Each limit will be based on a given supplier’s volume of Medicare claims paid within a previous 12-month period, in a particular HCPCS policy group (The policy groups are available on the PDAC website). Limits will be based on the supplier’s Tax Identification Number (TIN). Limits will be set at 10% of all paid claims, by policy group, paid within a previous 12-month period, divided into eight periods (45 days). If you get more than the allowed ADRs, call them out. These limits are created to lessen the burden on providers.
Although a RAC may go more than 45 days between record requests, in no case shall a RAC make requests more frequently than every 45 days. Limits are based on paid claims, irrespective of individual lines, although credit/replacement pairs shall be considered a single claim.
- Supplier A had 1,253 claims paid with HCPCS codes in the “surgical dressings” policy group, within a previous 12-month period. The supplier’s ADR limit would be (1,253 * 0.1) / 8 = 15.6625, or 16 ADRs, per 45 days, for claims with HCPCS codes in the “surgical dressings” policy group.
- Supplier B had 955 claims paid with HCPCS codes in the “glucose monitor” policy group, within a previous 12-month period. The supplier’s ADR limit would be (955 * 0.1) / 8 = 11.9375 or 12 ADRs, per 45 days, for claims with HCPCS codes in the “glucose monitor” policy group.
CMS reserves the right to give a RAC permission to exceed these ADR limits. But that would be in instances of potential fraud.
In RAC news, on June 1, 2021, Cotiviti acquired HMS RAC region 4. Don’t be surprised if you see Cotiviti’s logo on RAC audits where you would have seen HMS. This change will have no impact in the day-to-day contract administration and audit timelines under CMS’ guidance. You will continue to follow the guidance in the alleged, improper payment notification letter for submission of medical documentation and discussion period request. In March 2021, CMS awarded Performant an 8.5 year contract to serve as the Region 1 RAC.
There really cannot be any deviations regardless the name of the RAC Auditor because this area is so regulated.
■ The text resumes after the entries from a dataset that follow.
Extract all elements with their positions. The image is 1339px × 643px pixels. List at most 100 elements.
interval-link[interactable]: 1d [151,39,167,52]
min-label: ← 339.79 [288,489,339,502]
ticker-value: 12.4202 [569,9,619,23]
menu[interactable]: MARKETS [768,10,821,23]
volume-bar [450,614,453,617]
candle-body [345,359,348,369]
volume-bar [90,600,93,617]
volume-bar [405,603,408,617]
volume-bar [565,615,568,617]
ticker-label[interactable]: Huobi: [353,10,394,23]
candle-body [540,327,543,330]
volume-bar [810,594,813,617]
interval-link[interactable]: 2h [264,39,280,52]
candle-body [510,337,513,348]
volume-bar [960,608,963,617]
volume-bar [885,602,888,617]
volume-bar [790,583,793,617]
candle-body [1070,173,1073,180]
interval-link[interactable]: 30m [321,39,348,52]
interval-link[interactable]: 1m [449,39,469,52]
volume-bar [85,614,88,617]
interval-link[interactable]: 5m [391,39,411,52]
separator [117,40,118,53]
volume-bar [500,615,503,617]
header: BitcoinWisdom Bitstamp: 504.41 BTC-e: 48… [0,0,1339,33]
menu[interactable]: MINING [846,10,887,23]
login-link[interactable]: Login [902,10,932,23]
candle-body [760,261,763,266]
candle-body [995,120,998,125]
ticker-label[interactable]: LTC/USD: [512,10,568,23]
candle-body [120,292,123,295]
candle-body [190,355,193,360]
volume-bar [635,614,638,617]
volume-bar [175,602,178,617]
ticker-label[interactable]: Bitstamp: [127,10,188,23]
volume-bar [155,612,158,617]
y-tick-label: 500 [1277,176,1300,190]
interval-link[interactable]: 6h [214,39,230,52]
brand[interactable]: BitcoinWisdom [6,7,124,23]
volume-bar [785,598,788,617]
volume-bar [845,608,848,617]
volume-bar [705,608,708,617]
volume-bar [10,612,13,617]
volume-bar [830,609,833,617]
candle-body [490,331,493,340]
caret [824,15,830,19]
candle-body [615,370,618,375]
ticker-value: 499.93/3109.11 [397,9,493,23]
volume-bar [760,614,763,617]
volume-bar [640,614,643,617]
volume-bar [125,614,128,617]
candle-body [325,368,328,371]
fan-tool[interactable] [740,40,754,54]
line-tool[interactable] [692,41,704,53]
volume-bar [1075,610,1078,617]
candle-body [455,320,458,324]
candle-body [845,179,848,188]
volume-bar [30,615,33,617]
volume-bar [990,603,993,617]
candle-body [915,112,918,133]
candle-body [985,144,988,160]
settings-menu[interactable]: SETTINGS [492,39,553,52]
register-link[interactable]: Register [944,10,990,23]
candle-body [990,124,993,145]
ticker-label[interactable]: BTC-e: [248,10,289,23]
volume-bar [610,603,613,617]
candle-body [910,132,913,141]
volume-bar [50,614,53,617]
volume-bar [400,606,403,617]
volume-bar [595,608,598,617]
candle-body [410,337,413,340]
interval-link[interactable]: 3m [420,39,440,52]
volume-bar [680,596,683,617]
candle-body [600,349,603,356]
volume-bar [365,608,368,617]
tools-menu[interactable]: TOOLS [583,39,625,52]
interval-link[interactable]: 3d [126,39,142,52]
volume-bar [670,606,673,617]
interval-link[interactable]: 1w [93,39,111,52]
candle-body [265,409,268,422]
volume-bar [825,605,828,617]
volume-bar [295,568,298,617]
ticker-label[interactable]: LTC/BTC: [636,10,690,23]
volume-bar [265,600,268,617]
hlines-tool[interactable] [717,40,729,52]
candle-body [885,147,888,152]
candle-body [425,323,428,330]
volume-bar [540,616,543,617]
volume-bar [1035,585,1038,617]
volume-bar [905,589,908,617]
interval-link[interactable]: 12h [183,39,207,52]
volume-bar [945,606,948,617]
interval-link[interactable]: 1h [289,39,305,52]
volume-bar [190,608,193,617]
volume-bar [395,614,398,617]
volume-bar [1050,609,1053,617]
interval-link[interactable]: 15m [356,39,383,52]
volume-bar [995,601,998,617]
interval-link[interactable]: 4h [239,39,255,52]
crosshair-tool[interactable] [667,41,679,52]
Providers always have appeal rights regardless Medicare/caid RAC audits. Or any other type of audit. Medicaid RAC provider appeals are found in 42 CFR 455.512. Whereas Medicare provider redeterminations and the 5 levels of appeal are found in 42 CFR Subpart I. The reason that RAC audits are spoken about so often is that the Code of Federal Regulations applies different rules for RAC audits versus MAC, TPE, UPIC, or other audits. The biggest difference is that RAC auditors are limited to a 3 year look back period according to 42 CFR 455.508. Other auditors do not have that same limitation and can look back for longer periods of time. Of course, whenever “credible allegations of fraud” is involved, the lookback period can be for 10 years.
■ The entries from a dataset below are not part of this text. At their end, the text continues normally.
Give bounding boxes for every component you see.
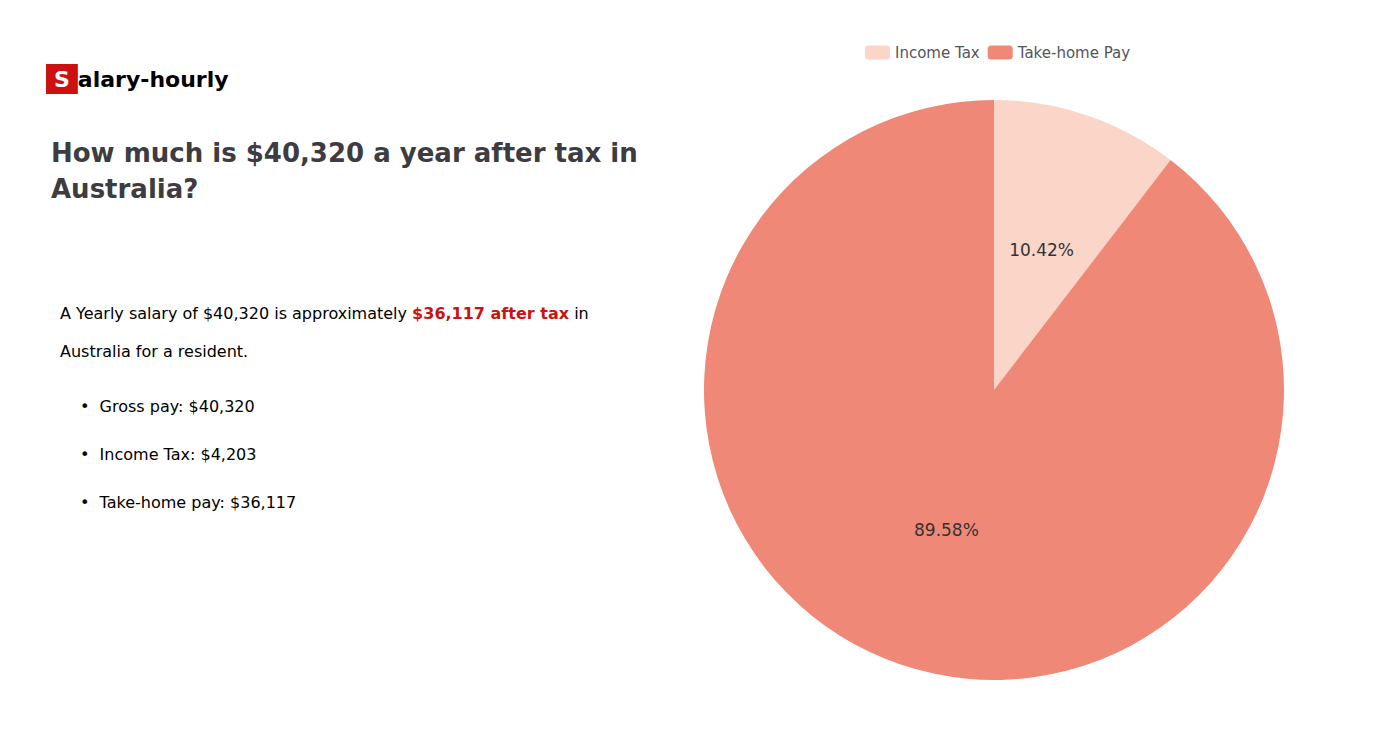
svg-text:in: in (569, 304, 589, 323)
svg-text:Australia?: Australia? (51, 174, 198, 204)
svg-text:A Yearly salary of $40,320 is: A Yearly salary of $40,320 is approximat… (60, 304, 412, 323)
svg-text:• Income Tax: $4,203: • Income Tax: $4,203 (80, 445, 256, 464)
svg-text:89.58%: 89.58% (914, 520, 979, 540)
svg-text:• Gross pay: $40,320: • Gross pay: $40,320 (80, 397, 255, 416)
svg-text:How much is $40,320 a year aft: How much is $40,320 a year after tax in (51, 138, 638, 168)
svg-text:alary-hourly: alary-hourly (78, 67, 229, 92)
svg-text:S: S (54, 67, 70, 92)
svg-text:• Take-home pay: $36,117: • Take-home pay: $36,117 (80, 493, 296, 512)
svg-text:10.42%: 10.42% (1009, 240, 1074, 260)
svg-text:Income Tax: Income Tax (895, 44, 980, 62)
svg-text:$36,117 after tax: $36,117 after tax (412, 304, 570, 323)
svg-text:Australia for a resident.: Australia for a resident. (60, 342, 248, 361)
svg-text:Take-home Pay: Take-home Pay (1017, 44, 1131, 62)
The federal regulations also allow States to request exceptions from the Medicaid RAC program. CMS mandates every State to participate in the RAC program. But there is a federal reg §455.516 that allows exceptions. To my knowledge, no State has requested exceptions out of the RAC Audit program.
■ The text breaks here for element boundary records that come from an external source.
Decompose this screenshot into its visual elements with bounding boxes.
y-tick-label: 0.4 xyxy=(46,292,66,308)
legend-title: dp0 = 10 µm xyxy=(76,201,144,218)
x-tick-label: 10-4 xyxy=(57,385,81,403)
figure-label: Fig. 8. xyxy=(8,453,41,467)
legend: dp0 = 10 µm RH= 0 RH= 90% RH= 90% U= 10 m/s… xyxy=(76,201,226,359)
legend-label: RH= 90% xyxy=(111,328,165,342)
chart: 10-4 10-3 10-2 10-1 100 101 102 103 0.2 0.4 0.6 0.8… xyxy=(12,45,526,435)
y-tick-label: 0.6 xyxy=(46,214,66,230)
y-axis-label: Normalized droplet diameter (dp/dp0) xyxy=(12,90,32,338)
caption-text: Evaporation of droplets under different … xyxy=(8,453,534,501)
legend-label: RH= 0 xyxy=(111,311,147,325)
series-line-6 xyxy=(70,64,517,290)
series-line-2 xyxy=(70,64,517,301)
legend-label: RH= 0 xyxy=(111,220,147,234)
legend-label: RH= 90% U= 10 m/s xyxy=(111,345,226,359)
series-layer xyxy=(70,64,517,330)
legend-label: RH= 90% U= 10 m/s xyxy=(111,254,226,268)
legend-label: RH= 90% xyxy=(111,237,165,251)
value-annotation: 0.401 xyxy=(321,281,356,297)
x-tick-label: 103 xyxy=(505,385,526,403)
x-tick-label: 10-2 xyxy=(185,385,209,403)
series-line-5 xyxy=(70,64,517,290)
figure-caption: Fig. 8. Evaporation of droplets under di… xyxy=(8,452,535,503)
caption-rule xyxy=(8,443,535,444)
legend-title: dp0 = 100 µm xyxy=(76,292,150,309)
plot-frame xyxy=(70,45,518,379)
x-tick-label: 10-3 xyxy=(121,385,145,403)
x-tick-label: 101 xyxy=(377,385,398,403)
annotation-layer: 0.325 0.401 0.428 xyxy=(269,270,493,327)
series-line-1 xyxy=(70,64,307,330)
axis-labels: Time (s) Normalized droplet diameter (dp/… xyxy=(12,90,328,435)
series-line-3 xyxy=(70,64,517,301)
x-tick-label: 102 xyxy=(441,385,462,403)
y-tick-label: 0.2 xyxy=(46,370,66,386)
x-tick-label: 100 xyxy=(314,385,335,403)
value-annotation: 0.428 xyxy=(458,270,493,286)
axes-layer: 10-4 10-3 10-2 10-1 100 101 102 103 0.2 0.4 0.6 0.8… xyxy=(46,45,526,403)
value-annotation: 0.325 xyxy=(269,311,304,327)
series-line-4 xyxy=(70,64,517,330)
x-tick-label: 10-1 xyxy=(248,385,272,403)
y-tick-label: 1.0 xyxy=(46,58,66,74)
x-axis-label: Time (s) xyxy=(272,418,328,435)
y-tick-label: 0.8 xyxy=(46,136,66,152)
RAC auditors have announced a renewed focus on the two-midnight rule for hospitals. Again. This may seem like a rerun and it is. You recall around 2012, RACs began noticing high rates of error with respect to patient status in certain short-stay Medicare claims submitted for inpatient hospital services. CMS and the RACs indicated the inpatient care setting was medically unnecessary, and the claims should have been billed as outpatient instead. Remember, for stays under 2 midnights, inpatient status may be used in rare and unusual exceptions and may be payable under Medicare Part A on a case-by-case basis.